O Brasil tem cerca de 5,6 milhões de pessoas atuando no trabalho doméstico remunerado, setor marcado por desafios como alta informalidade, desigualdade salarial e necessidade de ampliar a proteção social. Os dados fazem parte da Pesquisa Nacional por Amostra de Domicílios Contínua (PNAD Contínua), do Instituto Brasileiro de Geografia e Estatística (IBGE), referentes ao quarto trimestre de 2025, divulgados pela Agência Gov, via Ministério do Trabalho e Emprego (MTE).
Nesta quarta-feira (22), Dia Internacional do Trabalho Doméstico, o governo federal reforçou ações de conscientização sobre a importância da formalização dos vínculos empregatícios e da garantia de ambientes de trabalho seguros, saudáveis e livres de discriminação.
A campanha deste ano destaca o tema “Saúde e Segurança São Direitos Humanos”, chamando atenção para a prevenção de acidentes, doenças relacionadas ao trabalho, riscos psicossociais, violência e assédio no ambiente doméstico.
Perfil da categoria
Segundo os dados divulgados, 92% dos trabalhadores domésticos são mulheres, o equivalente a aproximadamente 5,1 milhões de pessoas. Entre elas, 68% são mulheres negras.
O rendimento médio mensal das trabalhadoras domésticas foi de R$ 1.335, valor 59% inferior à média das demais mulheres ocupadas.
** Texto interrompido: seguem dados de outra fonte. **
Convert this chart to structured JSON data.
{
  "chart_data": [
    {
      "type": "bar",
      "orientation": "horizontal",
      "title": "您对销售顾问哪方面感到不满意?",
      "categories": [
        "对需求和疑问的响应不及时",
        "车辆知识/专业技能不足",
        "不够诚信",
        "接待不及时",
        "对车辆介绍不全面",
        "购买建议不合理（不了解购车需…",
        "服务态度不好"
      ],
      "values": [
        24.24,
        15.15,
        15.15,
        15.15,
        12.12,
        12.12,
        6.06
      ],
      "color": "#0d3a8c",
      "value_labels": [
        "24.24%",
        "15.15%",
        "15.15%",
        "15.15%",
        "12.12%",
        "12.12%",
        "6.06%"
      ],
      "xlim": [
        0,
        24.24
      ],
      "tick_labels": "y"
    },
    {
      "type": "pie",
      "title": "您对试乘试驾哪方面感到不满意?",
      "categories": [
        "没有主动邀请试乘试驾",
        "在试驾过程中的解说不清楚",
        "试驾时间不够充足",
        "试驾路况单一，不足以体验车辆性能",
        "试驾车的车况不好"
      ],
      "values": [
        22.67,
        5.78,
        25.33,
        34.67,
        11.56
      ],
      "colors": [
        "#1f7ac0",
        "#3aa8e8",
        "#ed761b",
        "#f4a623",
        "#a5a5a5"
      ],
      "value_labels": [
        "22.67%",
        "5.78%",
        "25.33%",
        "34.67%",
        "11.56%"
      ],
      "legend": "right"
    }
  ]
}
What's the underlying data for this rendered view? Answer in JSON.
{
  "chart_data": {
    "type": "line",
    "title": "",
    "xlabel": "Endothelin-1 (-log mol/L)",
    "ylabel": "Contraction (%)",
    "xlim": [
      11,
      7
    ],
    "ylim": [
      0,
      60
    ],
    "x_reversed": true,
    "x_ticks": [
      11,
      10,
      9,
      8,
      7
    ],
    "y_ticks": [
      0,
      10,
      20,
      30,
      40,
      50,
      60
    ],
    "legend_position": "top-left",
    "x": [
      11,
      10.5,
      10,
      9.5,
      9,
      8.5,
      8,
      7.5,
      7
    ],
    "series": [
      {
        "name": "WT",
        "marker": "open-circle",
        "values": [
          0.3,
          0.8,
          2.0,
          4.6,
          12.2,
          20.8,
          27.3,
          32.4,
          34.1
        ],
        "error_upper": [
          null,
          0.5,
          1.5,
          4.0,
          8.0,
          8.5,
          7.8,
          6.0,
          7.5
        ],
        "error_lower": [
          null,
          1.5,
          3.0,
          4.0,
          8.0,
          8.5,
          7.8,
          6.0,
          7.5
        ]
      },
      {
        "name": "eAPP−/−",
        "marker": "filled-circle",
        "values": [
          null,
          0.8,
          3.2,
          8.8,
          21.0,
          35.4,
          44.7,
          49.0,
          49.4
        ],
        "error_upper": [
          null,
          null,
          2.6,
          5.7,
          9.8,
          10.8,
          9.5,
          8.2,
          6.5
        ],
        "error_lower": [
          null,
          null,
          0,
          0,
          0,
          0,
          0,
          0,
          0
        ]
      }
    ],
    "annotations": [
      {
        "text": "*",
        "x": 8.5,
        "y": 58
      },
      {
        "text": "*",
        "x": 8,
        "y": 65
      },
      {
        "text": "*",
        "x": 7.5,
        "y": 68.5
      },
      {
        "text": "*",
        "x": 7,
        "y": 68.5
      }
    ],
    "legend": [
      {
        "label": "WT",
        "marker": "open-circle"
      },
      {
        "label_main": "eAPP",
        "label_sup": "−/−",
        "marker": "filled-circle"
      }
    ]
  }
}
Entre mulheres negras, a média foi de R$ 1.274, enquanto entre as não negras chegou a R$ 1.463.
A informalidade ainda é um dos principais desafios do setor. Cerca de 76% das trabalhadoras domésticas não tinham carteira assinada, e 65% não contribuíam para a Previdência Social, o que reduz o acesso a benefícios como aposentadoria, auxílio-doença e outros direitos previdenciários.
O levantamento também aponta que 25% da categoria estava em situação de pobreza, sendo 19% em condição de pobreza e 6% em extrema pobreza. Além disso, 58% das trabalhadoras eram responsáveis pelo sustento de suas famílias.
Combate ao trabalho escravo doméstico
O Ministério do Trabalho e Emprego também destaca a atuação no combate ao trabalho doméstico em condições análogas à escravidão. A caracterização desse tipo de violação não depende apenas da restrição de liberdade, mas pode envolver jornadas exaustivas, condições degradantes, falta de pagamento, isolamento social, retenção de documentos ou exploração por dívidas.
Formalização garante direitos
O governo reforça que o registro do vínculo empregatício no eSocial e na Carteira de Trabalho e Previdência Social (CTPS) é fundamental para garantir direitos trabalhistas, proteção social e melhores condições nas relações entre empregadores e trabalhadores domésticos.
*Nota de transparência: Esta reportagem foi produzida com o auxílio de inteligência artificial para organização e aprimoramento do texto, passando por revisão, checagem e edição humana antes de sua publicação.